I struggled in vain to free myself, but he’d tied the reins too tightly.
“You have got to be fucking kidding me,” I spat. “Let me go!”
“I will. In an hour. Once you’ve had time to consider the filthy words that keep pouring from those lips of yours, and what better way you might address the man you chose to bind yourself to.”
His laughter drowned out my shrieked insults as the stallion picked up speed and we thundered away into the trees.
***
When my hour was up, Magnar slowed the horses and drew them to a halt.
Fury was simmering with rage in its sheath at my hip and I was glad to have at least one person on my side. Even if that person was more of an object.
I hadn’t stopped swearing at him the entire ride, but that did little to fix the damage to my ego as horsehair and sweat clung to my face. Bruises bloomed on my body from where I’d been bounced against the beast’s shoulders more times than I could count too.
“I think we’ve made enough of a commotion to draw the vampires to us,” Magnar announced.
I struggled pointlessly against my bonds, no longer interested in his plan to capture a vampire and torture the train station’s location out of them. All I wanted was to be cut free and try to regain what little of my dignity remained before kicking him solidly in the balls.
“Are you going to let me go now?” I demanded through gritted teeth.
Any humour I might have been able to find in the situation had long faded, and I was about ready to kill him. My hands had gone numb, and my face was sore from rubbing against the stallion’s shoulder. I doubted I’d ever get the stench of horse from my skin either.

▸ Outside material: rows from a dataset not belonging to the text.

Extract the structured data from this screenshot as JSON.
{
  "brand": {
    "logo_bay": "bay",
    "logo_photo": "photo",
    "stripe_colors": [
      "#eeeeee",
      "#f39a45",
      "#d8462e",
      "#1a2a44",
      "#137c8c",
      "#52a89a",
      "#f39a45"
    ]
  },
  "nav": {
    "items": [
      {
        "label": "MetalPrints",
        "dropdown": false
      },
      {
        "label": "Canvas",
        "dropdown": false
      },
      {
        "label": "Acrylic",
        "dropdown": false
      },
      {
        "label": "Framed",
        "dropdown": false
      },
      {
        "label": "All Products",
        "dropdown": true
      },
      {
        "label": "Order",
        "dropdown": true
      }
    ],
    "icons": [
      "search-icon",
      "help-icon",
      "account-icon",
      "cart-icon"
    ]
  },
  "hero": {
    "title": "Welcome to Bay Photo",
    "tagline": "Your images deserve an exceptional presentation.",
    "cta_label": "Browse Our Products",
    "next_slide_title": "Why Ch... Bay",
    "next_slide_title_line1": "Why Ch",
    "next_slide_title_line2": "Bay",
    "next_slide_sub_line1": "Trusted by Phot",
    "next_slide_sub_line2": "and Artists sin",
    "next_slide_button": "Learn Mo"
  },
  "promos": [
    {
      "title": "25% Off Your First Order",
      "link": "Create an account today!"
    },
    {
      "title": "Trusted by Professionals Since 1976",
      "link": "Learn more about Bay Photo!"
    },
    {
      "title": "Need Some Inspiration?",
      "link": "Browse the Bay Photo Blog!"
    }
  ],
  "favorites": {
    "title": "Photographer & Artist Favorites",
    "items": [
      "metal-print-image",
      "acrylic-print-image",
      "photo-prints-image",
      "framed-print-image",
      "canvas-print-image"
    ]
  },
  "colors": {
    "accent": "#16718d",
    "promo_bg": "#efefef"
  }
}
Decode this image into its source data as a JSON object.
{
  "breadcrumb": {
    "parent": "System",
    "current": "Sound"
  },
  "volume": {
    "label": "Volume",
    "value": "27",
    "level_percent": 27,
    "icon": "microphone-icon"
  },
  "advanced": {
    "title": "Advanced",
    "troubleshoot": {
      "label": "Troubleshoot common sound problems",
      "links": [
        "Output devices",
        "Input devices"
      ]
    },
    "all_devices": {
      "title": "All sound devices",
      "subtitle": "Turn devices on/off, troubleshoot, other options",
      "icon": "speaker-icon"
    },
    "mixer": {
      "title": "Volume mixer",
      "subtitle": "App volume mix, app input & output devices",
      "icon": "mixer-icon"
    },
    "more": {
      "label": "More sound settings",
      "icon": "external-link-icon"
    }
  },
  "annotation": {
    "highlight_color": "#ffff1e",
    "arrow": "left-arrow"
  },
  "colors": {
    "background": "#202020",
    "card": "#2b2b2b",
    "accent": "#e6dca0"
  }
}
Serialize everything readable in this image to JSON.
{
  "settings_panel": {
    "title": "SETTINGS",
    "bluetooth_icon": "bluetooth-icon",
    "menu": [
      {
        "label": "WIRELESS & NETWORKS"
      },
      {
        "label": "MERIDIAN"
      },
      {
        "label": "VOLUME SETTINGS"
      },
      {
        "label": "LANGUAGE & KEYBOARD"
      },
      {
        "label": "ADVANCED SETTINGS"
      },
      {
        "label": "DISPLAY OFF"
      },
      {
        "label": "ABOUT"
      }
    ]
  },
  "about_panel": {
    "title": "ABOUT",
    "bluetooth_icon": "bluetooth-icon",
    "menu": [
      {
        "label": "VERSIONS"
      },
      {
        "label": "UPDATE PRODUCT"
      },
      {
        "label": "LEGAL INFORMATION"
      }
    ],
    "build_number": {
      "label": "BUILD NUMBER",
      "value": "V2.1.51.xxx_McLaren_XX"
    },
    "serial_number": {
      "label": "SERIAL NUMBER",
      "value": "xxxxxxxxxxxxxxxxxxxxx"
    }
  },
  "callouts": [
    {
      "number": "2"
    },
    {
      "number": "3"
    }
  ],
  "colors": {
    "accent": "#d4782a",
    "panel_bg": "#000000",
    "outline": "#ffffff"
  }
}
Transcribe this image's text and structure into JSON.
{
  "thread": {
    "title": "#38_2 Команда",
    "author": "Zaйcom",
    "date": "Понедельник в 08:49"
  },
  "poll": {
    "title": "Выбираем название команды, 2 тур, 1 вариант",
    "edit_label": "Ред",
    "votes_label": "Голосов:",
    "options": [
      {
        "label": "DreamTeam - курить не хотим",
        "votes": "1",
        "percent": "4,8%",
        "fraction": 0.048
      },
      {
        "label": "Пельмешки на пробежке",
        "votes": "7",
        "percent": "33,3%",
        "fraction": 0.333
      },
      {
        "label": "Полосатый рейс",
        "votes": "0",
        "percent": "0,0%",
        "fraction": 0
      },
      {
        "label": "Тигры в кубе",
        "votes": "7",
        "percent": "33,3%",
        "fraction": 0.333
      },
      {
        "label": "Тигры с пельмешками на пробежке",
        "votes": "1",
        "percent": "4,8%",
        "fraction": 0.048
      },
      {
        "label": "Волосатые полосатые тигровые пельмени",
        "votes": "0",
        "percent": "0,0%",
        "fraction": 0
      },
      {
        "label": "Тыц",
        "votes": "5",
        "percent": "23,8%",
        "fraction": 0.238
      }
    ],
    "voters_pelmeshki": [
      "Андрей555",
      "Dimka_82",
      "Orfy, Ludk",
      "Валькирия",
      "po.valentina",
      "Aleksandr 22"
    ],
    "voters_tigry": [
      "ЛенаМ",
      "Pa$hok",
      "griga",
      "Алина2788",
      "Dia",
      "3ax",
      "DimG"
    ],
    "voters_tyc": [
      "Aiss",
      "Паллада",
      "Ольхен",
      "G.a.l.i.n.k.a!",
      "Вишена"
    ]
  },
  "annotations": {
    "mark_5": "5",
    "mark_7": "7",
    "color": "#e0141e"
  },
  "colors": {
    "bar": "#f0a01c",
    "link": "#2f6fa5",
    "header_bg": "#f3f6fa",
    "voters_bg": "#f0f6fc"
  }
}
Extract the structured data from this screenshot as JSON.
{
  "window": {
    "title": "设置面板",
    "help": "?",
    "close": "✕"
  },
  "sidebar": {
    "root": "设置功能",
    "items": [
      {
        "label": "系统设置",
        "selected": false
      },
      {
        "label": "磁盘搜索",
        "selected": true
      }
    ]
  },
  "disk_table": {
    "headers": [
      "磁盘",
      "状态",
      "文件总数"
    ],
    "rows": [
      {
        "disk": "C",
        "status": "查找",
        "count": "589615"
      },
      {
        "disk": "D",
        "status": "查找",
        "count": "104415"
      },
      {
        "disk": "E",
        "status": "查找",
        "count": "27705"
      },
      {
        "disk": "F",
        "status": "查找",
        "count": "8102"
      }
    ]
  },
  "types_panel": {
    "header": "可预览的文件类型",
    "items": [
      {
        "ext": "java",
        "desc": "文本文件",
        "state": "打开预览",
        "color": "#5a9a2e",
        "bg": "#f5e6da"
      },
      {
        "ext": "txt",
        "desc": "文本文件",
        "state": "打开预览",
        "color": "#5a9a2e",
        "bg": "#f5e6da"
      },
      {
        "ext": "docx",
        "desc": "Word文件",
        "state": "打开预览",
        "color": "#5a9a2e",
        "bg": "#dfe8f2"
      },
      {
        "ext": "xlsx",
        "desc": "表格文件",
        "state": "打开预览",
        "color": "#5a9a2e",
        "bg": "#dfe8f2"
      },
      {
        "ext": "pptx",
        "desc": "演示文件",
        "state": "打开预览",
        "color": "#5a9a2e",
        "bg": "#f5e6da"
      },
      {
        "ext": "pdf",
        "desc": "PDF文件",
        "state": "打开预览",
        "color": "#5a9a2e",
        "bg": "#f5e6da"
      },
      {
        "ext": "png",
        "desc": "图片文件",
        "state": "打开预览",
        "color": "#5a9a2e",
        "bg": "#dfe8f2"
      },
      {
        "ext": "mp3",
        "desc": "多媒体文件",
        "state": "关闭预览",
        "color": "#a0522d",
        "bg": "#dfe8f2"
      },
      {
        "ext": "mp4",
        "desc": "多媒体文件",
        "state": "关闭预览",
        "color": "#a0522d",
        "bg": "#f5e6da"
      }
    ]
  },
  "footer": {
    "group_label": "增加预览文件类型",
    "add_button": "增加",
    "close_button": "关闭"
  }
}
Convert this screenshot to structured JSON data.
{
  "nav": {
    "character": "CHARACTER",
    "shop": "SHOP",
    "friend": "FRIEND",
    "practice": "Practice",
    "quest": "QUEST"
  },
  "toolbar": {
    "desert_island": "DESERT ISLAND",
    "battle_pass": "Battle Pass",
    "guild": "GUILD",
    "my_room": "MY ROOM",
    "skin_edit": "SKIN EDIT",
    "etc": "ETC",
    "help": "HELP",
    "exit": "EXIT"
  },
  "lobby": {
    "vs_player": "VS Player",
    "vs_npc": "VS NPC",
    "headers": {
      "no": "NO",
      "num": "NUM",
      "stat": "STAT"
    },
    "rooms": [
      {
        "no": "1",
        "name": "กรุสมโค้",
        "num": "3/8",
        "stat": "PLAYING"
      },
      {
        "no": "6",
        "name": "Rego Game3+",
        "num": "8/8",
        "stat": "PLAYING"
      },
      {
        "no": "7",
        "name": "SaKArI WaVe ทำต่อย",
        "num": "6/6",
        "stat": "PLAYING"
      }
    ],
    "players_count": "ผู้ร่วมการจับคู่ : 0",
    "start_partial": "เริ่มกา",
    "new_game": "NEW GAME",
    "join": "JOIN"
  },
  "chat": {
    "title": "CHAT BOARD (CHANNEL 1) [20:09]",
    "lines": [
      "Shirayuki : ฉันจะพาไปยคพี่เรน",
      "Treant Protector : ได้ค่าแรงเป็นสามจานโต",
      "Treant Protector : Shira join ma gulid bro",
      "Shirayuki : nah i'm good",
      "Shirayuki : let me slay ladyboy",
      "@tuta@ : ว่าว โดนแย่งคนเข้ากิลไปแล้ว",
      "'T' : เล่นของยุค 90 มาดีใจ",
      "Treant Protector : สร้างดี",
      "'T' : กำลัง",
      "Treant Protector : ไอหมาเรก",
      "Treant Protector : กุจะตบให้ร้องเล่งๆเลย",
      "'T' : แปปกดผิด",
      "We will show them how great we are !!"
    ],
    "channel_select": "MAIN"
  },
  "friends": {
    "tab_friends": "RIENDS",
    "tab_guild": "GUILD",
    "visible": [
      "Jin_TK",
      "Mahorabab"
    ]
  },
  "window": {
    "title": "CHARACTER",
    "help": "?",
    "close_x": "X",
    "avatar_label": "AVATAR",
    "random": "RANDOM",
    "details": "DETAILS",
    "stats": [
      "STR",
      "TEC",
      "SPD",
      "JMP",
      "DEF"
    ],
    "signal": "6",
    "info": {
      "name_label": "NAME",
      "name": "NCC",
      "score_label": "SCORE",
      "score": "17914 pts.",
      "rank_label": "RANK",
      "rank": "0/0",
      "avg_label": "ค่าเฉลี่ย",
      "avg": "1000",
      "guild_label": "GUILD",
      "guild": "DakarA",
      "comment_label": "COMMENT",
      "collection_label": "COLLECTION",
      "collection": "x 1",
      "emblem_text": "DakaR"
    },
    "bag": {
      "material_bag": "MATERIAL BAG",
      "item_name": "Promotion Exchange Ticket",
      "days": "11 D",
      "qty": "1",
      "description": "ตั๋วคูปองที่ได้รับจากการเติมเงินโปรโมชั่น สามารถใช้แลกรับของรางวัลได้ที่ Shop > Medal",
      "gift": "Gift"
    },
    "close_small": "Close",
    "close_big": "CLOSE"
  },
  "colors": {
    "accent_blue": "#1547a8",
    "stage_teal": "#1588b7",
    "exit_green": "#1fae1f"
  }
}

“Just as soon as you apologise,” Magnar replied, running his fingers across the skin on my wrists beside the point where they were tied, toying with the reins there. I tried to jerk away from his touch, but I couldn’t escape him.
“Never,” I growled.
“Perhaps you’d like another hour to think on it?” He caught my hand and tugged it, sending a spike of pain flaring through my shoulders.
I bit down on my tongue, refusing to make a sound in response.
“I hate you,” I hissed.
“Fair enough.” He nudged the stallion into motion, and I cried out for him to stop.
“Alright, alright!” Anger flared through me, and suddenly I realised I didn’t have to let him treat me this way. I had my gifts now. I was capable of fighting back. “I’m... sorry,” I muttered, the word causing me physical pain.
“That’s better.” Magnar tugged the reins free and took my arm to help pull me upright.
But instead of allowing him to help me, I opened myself up to the memories of my ancestors and jerked my elbow back, catching him in the chin. I threw my weight into him before he could recover and knocked him off balance.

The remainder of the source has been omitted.